Le B-1B Lancer constitue l’épine dorsale de la force de bombardement à longue portée américaine, capable de transporter la plus grande charge utile conventionnelle de l’inventaire de l’US Air Force. Conçu pour des opérations multi-missions, il peut rapidement déployer des armes guidées ou non à l’échelle mondiale, jouant un rôle central dans les capacités de frappe des États-Unis. Ses ailes à géométrie variable, ses turbofans et sa configuration blended wing/body lui confèrent la portée, la vitesse et la maniabilité nécessaires pour opérer à haute comme à basse altitude, tandis que ses radars, systèmes de ciblage et sa capacité d’emport en font un élément clé des opérations de frappe conjointes.

Équipé de radars et systèmes de navigation avancés, le B-1B peut suivre des véhicules en mouvement, suivre le relief et frapper avec précision à l’aide d’un guidage GPS. L’ajout du système Link-16 et d’une liaison de données pleinement intégrée améliore la conscience situationnelle et permet aux équipages de frapper efficacement des cibles sensibles au facteur temps.

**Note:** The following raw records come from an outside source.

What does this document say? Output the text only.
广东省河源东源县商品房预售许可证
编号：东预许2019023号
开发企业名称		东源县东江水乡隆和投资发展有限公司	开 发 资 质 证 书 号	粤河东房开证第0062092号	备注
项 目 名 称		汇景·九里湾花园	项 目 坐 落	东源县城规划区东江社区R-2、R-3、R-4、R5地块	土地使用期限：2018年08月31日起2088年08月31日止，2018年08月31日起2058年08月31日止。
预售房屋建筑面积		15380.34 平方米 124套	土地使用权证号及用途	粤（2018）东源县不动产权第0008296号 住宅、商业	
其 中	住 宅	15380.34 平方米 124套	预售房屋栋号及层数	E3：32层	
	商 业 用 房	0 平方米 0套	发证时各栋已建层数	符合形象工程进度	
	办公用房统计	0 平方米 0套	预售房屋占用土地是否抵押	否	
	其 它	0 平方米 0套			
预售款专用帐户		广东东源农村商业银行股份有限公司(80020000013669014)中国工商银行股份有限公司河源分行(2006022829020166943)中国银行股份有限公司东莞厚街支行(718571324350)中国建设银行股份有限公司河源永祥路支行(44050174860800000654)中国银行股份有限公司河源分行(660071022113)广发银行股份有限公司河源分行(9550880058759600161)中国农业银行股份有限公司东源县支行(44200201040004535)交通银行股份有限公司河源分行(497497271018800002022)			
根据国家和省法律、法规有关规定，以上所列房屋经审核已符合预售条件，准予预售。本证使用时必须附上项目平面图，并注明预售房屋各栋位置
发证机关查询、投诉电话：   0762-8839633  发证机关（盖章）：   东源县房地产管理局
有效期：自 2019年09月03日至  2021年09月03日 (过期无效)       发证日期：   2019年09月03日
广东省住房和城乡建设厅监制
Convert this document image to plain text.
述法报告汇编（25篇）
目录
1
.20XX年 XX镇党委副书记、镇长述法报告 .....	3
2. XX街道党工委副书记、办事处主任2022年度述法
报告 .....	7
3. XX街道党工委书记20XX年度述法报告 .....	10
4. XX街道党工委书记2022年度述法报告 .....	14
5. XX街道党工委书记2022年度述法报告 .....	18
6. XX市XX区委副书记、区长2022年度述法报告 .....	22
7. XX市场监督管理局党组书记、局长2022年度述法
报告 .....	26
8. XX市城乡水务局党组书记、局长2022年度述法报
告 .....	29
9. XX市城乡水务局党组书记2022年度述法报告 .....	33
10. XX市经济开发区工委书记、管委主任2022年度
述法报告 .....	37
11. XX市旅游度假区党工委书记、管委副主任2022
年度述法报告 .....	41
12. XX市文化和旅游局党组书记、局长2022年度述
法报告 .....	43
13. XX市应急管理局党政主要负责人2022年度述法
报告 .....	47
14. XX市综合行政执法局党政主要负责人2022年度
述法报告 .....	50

Ses systèmes défensifs comprennent brouillage électronique, détecteurs d’alerte radar, contre-mesures jetables et leurre remorqué, intégrés à une faible signature radar pour assurer sa survie en espace hostile. Des mises à jour continues remplacent l’électronique vieillissante et améliorent la capacité radar, garantissant la pertinence du B-1 sur les champs de bataille modernes.

Initialement développé dans les années 1970 sous la désignation B-1A, le programme fut annulé en 1977 puis relancé sous l’administration Reagan en version B-1B. Les modifications comprenaient une structure renforcée pour une charge utile accrue, un radar amélioré et une forte réduction de la signature radar, bien que la vitesse maximale ait été réduite à Mach 1,2. Le premier appareil de série vola en 1984 et entra en service en 1986. Conçu à l’origine pour des missions nucléaires, le B-1B fut reconverti en rôle strictement conventionnel dans le cadre des traités START et New START, les modifications empêchant toute capacité d’armement nucléaire ayant été achevées en 2011.

Le B-1B détient près de 50 records mondiaux de vitesse, charge utile et portée, et a connu un usage intensif au combat depuis l’Opération Desert Fox en 1998. Au Kosovo, en Afghanistan et en Irak, il a livré une part disproportionnée d’armes à guidage de précision par rapport au nombre de sorties, soulignant son efficacité en tant que plateforme de frappe. Aujourd’hui encore, il demeure engagé dans des opérations mondiales, avec un équipage de quatre personnes et une capacité d’emport allant jusqu’à 34 tonnes d’armement. Sa vitesse maximale dépasse 900 mph, sa portée est intercontinentale et son plafond dépasse 30 000 pieds, ce qui en fait un élément très redoutable de la puissance aérienne américaine.